Gym memberships are the latest contracts being targeted by the Commerce Commission, in a crack down trying to ensure fair terms and conditions.
The Commission has previously looked at the energy retail sector and telecommunications sector, and a spokesperson said the review was ongoing.
"We are currently looking at standard form contracts in the gym sector as part of our Unfair Contract Terms (UCT) review," the Commission said.
"So far we have looked at 10 gyms of varying sizes including larger nationwide gym franchises, smaller operators, and both full service and 24 hour, seven day gyms. At this stage we hope to complete this by the end of the calendar year but that might change."

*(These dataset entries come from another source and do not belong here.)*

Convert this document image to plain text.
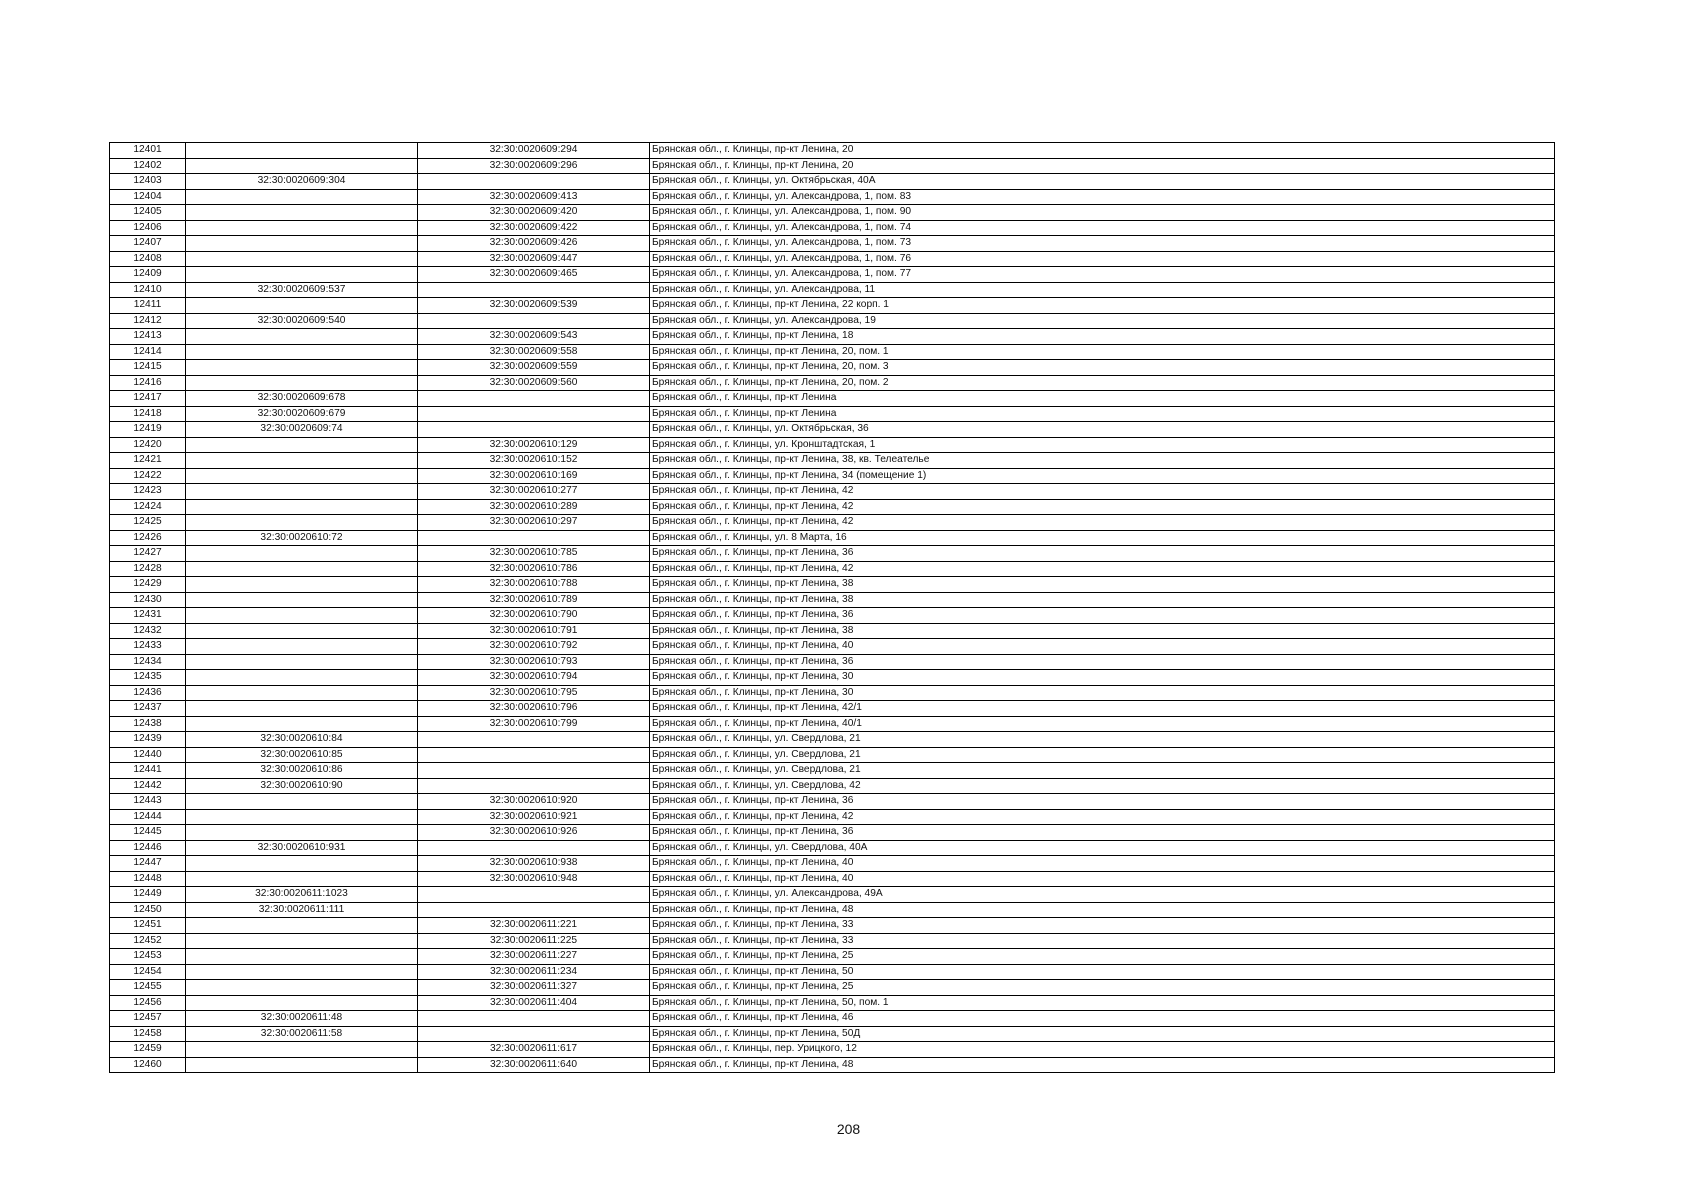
12401		32:30:0020609:294	Брянская обл., г. Клинцы, пр-кт Ленина, 20
12402		32:30:0020609:296	Брянская обл., г. Клинцы, пр-кт Ленина, 20
12403	32:30:0020609:304		Брянская обл., г. Клинцы, ул. Октябрьская, 40А
12404		32:30:0020609:413	Брянская обл., г. Клинцы, ул. Александрова, 1, пом. 83
12405		32:30:0020609:420	Брянская обл., г. Клинцы, ул. Александрова, 1, пом. 90
12406		32:30:0020609:422	Брянская обл., г. Клинцы, ул. Александрова, 1, пом. 74
12407		32:30:0020609:426	Брянская обл., г. Клинцы, ул. Александрова, 1, пом. 73
12408		32:30:0020609:447	Брянская обл., г. Клинцы, ул. Александрова, 1, пом. 76
12409		32:30:0020609:465	Брянская обл., г. Клинцы, ул. Александрова, 1, пом. 77
12410	32:30:0020609:537		Брянская обл., г. Клинцы, ул. Александрова, 11
12411		32:30:0020609:539	Брянская обл., г. Клинцы, пр-кт Ленина, 22 корп. 1
12412	32:30:0020609:540		Брянская обл., г. Клинцы, ул. Александрова, 19
12413		32:30:0020609:543	Брянская обл., г. Клинцы, пр-кт Ленина, 18
12414		32:30:0020609:558	Брянская обл., г. Клинцы, пр-кт Ленина, 20, пом. 1
12415		32:30:0020609:559	Брянская обл., г. Клинцы, пр-кт Ленина, 20, пом. 3
12416		32:30:0020609:560	Брянская обл., г. Клинцы, пр-кт Ленина, 20, пом. 2
12417	32:30:0020609:678		Брянская обл., г. Клинцы, пр-кт Ленина
12418	32:30:0020609:679		Брянская обл., г. Клинцы, пр-кт Ленина
12419	32:30:0020609:74		Брянская обл., г. Клинцы, ул. Октябрьская, 36
12420		32:30:0020610:129	Брянская обл., г. Клинцы, ул. Кронштадтская, 1
12421		32:30:0020610:152	Брянская обл., г. Клинцы, пр-кт Ленина, 38, кв. Телеателье
12422		32:30:0020610:169	Брянская обл., г. Клинцы, пр-кт Ленина, 34 (помещение 1)
12423		32:30:0020610:277	Брянская обл., г. Клинцы, пр-кт Ленина, 42
12424		32:30:0020610:289	Брянская обл., г. Клинцы, пр-кт Ленина, 42
12425		32:30:0020610:297	Брянская обл., г. Клинцы, пр-кт Ленина, 42
12426	32:30:0020610:72		Брянская обл., г. Клинцы, ул. 8 Марта, 16
12427		32:30:0020610:785	Брянская обл., г. Клинцы, пр-кт Ленина, 36
12428		32:30:0020610:786	Брянская обл., г. Клинцы, пр-кт Ленина, 42
12429		32:30:0020610:788	Брянская обл., г. Клинцы, пр-кт Ленина, 38
12430		32:30:0020610:789	Брянская обл., г. Клинцы, пр-кт Ленина, 38
12431		32:30:0020610:790	Брянская обл., г. Клинцы, пр-кт Ленина, 36
12432		32:30:0020610:791	Брянская обл., г. Клинцы, пр-кт Ленина, 38
12433		32:30:0020610:792	Брянская обл., г. Клинцы, пр-кт Ленина, 40
12434		32:30:0020610:793	Брянская обл., г. Клинцы, пр-кт Ленина, 36
12435		32:30:0020610:794	Брянская обл., г. Клинцы, пр-кт Ленина, 30
12436		32:30:0020610:795	Брянская обл., г. Клинцы, пр-кт Ленина, 30
12437		32:30:0020610:796	Брянская обл., г. Клинцы, пр-кт Ленина, 42/1
12438		32:30:0020610:799	Брянская обл., г. Клинцы, пр-кт Ленина, 40/1
12439	32:30:0020610:84		Брянская обл., г. Клинцы, ул. Свердлова, 21
12440	32:30:0020610:85		Брянская обл., г. Клинцы, ул. Свердлова, 21
12441	32:30:0020610:86		Брянская обл., г. Клинцы, ул. Свердлова, 21
12442	32:30:0020610:90		Брянская обл., г. Клинцы, ул. Свердлова, 42
12443		32:30:0020610:920	Брянская обл., г. Клинцы, пр-кт Ленина, 36
12444		32:30:0020610:921	Брянская обл., г. Клинцы, пр-кт Ленина, 42
12445		32:30:0020610:926	Брянская обл., г. Клинцы, пр-кт Ленина, 36
12446	32:30:0020610:931		Брянская обл., г. Клинцы, ул. Свердлова, 40А
12447		32:30:0020610:938	Брянская обл., г. Клинцы, пр-кт Ленина, 40
12448		32:30:0020610:948	Брянская обл., г. Клинцы, пр-кт Ленина, 40
12449	32:30:0020611:1023		Брянская обл., г. Клинцы, ул. Александрова, 49А
12450	32:30:0020611:111		Брянская обл., г. Клинцы, пр-кт Ленина, 48
12451		32:30:0020611:221	Брянская обл., г. Клинцы, пр-кт Ленина, 33
12452		32:30:0020611:225	Брянская обл., г. Клинцы, пр-кт Ленина, 33
12453		32:30:0020611:227	Брянская обл., г. Клинцы, пр-кт Ленина, 25
12454		32:30:0020611:234	Брянская обл., г. Клинцы, пр-кт Ленина, 50
12455		32:30:0020611:327	Брянская обл., г. Клинцы, пр-кт Ленина, 25
12456		32:30:0020611:404	Брянская обл., г. Клинцы, пр-кт Ленина, 50, пом. 1
12457	32:30:0020611:48		Брянская обл., г. Клинцы, пр-кт Ленина, 46
12458	32:30:0020611:58		Брянская обл., г. Клинцы, пр-кт Ленина, 50Д
12459		32:30:0020611:617	Брянская обл., г. Клинцы, пер. Урицкого, 12
12460		32:30:0020611:640	Брянская обл., г. Клинцы, пр-кт Ленина, 48
208
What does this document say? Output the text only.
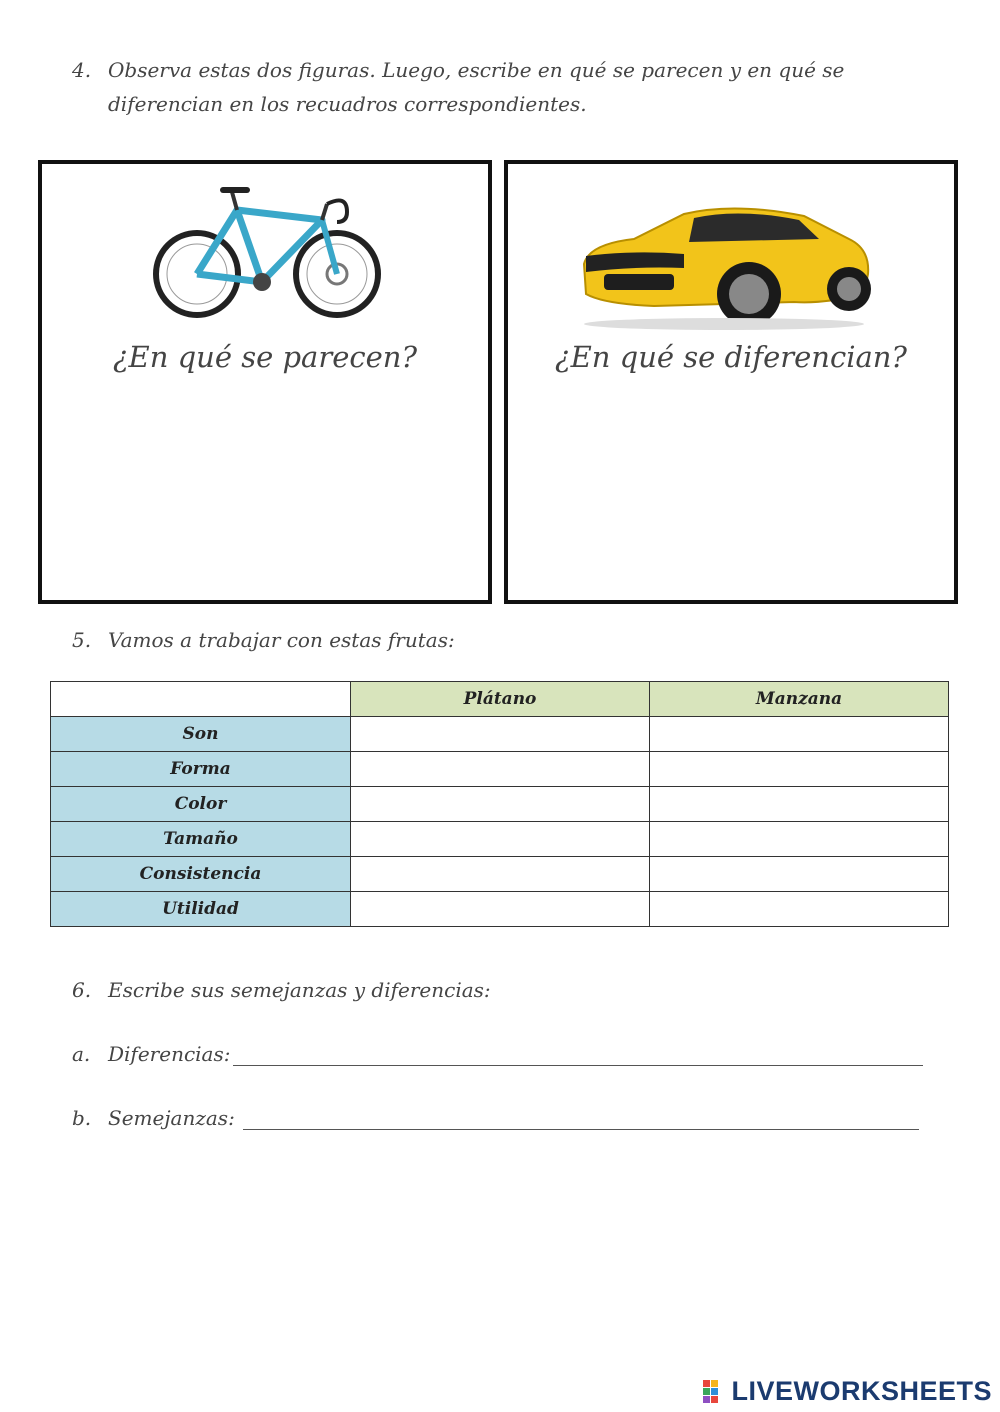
4. Observa estas dos figuras. Luego, escribe en qué se parecen y en qué se
diferencian en los recuadros correspondientes.
¿En qué se parecen?	¿En qué se diferencian?
5. Vamos a trabajar con estas frutas:
	Plátano	Manzana
Son		
Forma		
Color		
Tamaño		
Consistencia		
Utilidad		
6. Escribe sus semejanzas y diferencias:
a. Diferencias:
b. Semejanzas:
LIVEWORKSHEETS
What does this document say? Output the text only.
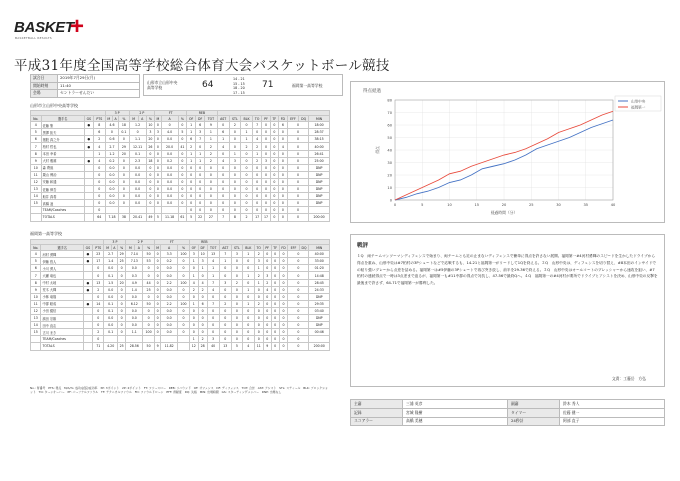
BASKET
+
BASKETBALL RESULTS
平成31年度全国高等学校総合体育大会バスケットボール競技
試合日	2019年7月29日(月)
開始時刻	11:40
会場	セントラーせんだい
山形市立山形中央高等学校	64
14 - 21
15 - 15
18 - 20
17 - 15
71	福岡第一高等学校
山形市立山形中央高等学校
				3 P			2 P			FT			REB												
No.	選手名	GS	PTS	M	A	%	M	A	%	M	A	%	OF	DF	TOT	AST	STL	BLK	TO	PF	TF	FD	EFF	DQ	MIN
4	佐藤 聖	●	8	4.6		18	1.2		10	0	0	0	1	6	9	0	2	0	7	0	0	6	0		18:00
5	黒澤 拓夫		6	0		0.1	0		3	3	4.0	5	1	3	1	6	0	1	0	0	0	0	0		28:37
6	猪股 真之介	●	2	0.6		0	1.1		20	0	0.0	0	6	7	1	1	0	1	4	0	0	0	0		38:15
7	柏村 哲也	●	4	2.7		29	12.11		26	0	20.0	41	2	0	2	4	0	2	2	0	0	4	0		40:00
8	本田 幸希		1	1.2		20	0.1		0	0	0.0	0	1	1	2	0	1	0	1	0	0	0	0		26:41
9	大村 雅雄	●	4	0.2		0	2.3		18	0	0.2	0	1	1	2	4	3	0	2	3	0	0	0		25:00
10	森 朔風		0	0.0		0	0.0		0	0	0.0	0	0	0	0	0	0	0	0	0	0	0	0		DNP
11	栗山 博治		0	0.0		0	0.0		0	0	0.0	0	0	0	0	0	0	0	0	0	0	0	0		DNP
12	安藤 和通		0	0.0		0	0.0		0	0	0.0	0	0	0	0	0	0	0	0	0	0	0	0		DNP
13	佐藤 伸吾		0	0.0		0	0.0		0	0	0.0	0	0	0	0	0	0	0	0	0	0	0	0		DNP
14	船井 真将		0	0.0		0	0.0		0	0	0.0	0	0	0	0	0	0	0	0	0	0	0	0		DNP
15	高橋 凌		0	0.0		0	0.0		0	0	0.0	0	0	0	0	0	0	0	0	0	0	0	0		DNP
	TEAM/Coaches		0										0	0	0	0	0	0	0	0	0	0	0		
	TOTALS		64	7.18		38	20.41		49	5	11.18	61	5	22	27	7	8	2	17	17	0	0	0		200:00
福岡第一高等学校
				3 P			2 P			FT			REB												
No.	選手名	GS	PTS	M	A	%	M	A	%	M	A	%	OF	DF	TOT	AST	STL	BLK	TO	PF	TF	FD	EFF	DQ	MIN
4	河村 勇輝	●	23	2.7		29	7.14		50	0	3.3	100	3	10	13	7	3	1	2	0	0	0	0		40:00
5	伊藤 悠人	●	17	1.4		25	7.13		53	0	0.2	0	1	3	4	1	0	0	3	0	0	0	0		33:00
6	小川 勇人		0	0.0		0	0.0		0	0	0.0	0	0	1	1	0	0	0	1	0	0	0	0		01:20
7	大瀬 竜也		0	0.1		0	0.3		0	0	0.0	0	1	0	1	0	0	1	2	3	0	0	0		14:48
8	中村 太地	●	13	1.5		20	4.9		44	0	2.2	100	4	4	7	3	2	0	1	2	0	0	0		28:45
9	荒木 大輝	●	2	0.0		0	1.4		25	0	0.0	0	2	2	4	0	0	1	0	4	0	0	0		24:33
10	小林 竜翔		0	0.0		0	0.0		0	0	0.0	0	0	0	0	0	0	0	0	0	0	0	0		DNP
11	中郡 聡成	●	14	0.1		0	6.12		50	0	2.2	100	1	6	7	2	0	1	2	0	0	0	0		29:35
12	小田 健信		0	0.1		0	0.0		0	0	0.0	0	0	0	0	0	0	0	0	0	0	0	0		03:40
13	濱田 宗雄		0	0.0		0	0.0		0	0	0.0	0	0	0	0	0	0	0	0	0	0	0	0		DNP
14	田中 直志		0	0.0		0	0.0		0	0	0.0	0	0	0	0	0	0	0	0	0	0	0	0		DNP
15	古川 まき		2	0.1		0	1.1		100	0	0.0	0	0	0	0	0	0	0	0	0	0	0	0		00:46
	TEAM/Coaches		0										1	2	3	0	0	0	0	0	0	0	0		
	TOTALS		71	4.20		25	28.56		50	9	11.82		12	28	40	13	5	4	11	9	0	0	0		200:00
No.: 背番号　PTS: 得点　M/A/%: 成功/試投/成功率　3P: 3ポイント　2P: 2ポイント　FT: フリースロー　REB: リバウンド　OF: オフェンス　DF: ディフェンス　TOT: 合計　AST: アシスト　STL: スティール　BLK: ブロックショット　TO: ターンオーバー　PF: パーソナルファウル　TF: テクニカルファウル　FD: ファウルドローン　EFF: 貢献度　DQ: 失格　MIN: 出場時間　GS: スターティングメンバー　DNP: 出場なし
得点経過
0
10
20
30
40
50
60
70
80
0	5	10	15	20	25	30	35	40
経過時間（分）
得点
山形中央
福岡第一
戦評
１Q　両チームマンツーマンディフェンスで始まり、両チームとも足の止まないディフェンスで簡単に得点を許さない展開。福岡第一#4河村勇輝のスピードを生かしたドライブから得点を重ね、山形中央は#7柏村の3Pシュートなどで応戦するも、14-21と福岡第一がリードして1Qを終える。２Q　山形中央は、ディフェンスを切り替え、#8本田のインサイドでの粘り強いプレーから点差を詰める。福岡第一は#5伊藤の3Pシュートで再び突き放し、前半を29-36で終える。３Q　山形中央はオールコートのプレッシャーから速攻を狙い、#7柏村の連続得点で一時は3点差まで迫るが、福岡第一も#11中郡の得点で対抗し、47-56で最終Qへ。４Q　福岡第一の#4河村が要所でドライブとアシストを決め、山形中央の反撃を最後まで許さず、64-71で福岡第一が勝利した。
文責：工藤岳　方弘
主審	三浦 英彦	副審	鈴木 秀人
記録	宮城 隆樹	タイマー	佐藤 健一
スコアラー	高橋 美穂	24秒計	阿部 直子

The Commision's investigation follows an earlier report from Consumer New Zealand which said many gyms were using outdated and unfair clauses to lock members into contracts that potentially breached the Fair Trading Act.
A ban on unfair terms in consumer contracts came into action in March last year but Consumer New Zealand chief executive Sue Chetwin said a few months ago that change hadn't been fast enough.
"Our review found the industry has been slow to respond to the law change," Chetwin said.
"Gyms often require 30 days' notice if you want to cancel after your minimum membership term ends. Some even include a clause saying your cancellation won't take effect until the gym confirms it in writing," she said.
"These terms make it unnecessarily difficult to end a gym membership and we think they're unfair."
The Commerce Commission said it had potential concerns about a number of terms in contracts, including the lengthy notice periods on cancellation, high cost of early termination fees and terms that made cancellation difficult.
An amendment to the Fair Trading Act last year was aimed at bringing New Zealand consumer law into line with Australia's.
Consumers having to pay termination fees when they want to cancel a contract after it is automatically renewed, or after the business puts up its price or makes other changes to its terms, are common examples of unfair terms.
A study by the University of Auckland's Business School found despite the law change, unfair terms and conditions were still in many contracts.
"The Unfair Contract Terms law is clearly not working," said study lead Associate Professor Alexandra Sims, Head of Commercial Law at the Business School.
"What's more worrying, is that consumers cannot challenge unfair contract terms - only the Commerce Commission can," she said.
"And unless an unfair term also breaches another part of the Fair Trading Act or the Consumer Guarantees Act, courts and tribunals are actually obliged to enforce an unfair term against the consumer."
The Commission has said that following its review, energy retailers have or are planning to, amend their contracts, but Sims said it shouldn't take a review to make contracts fair.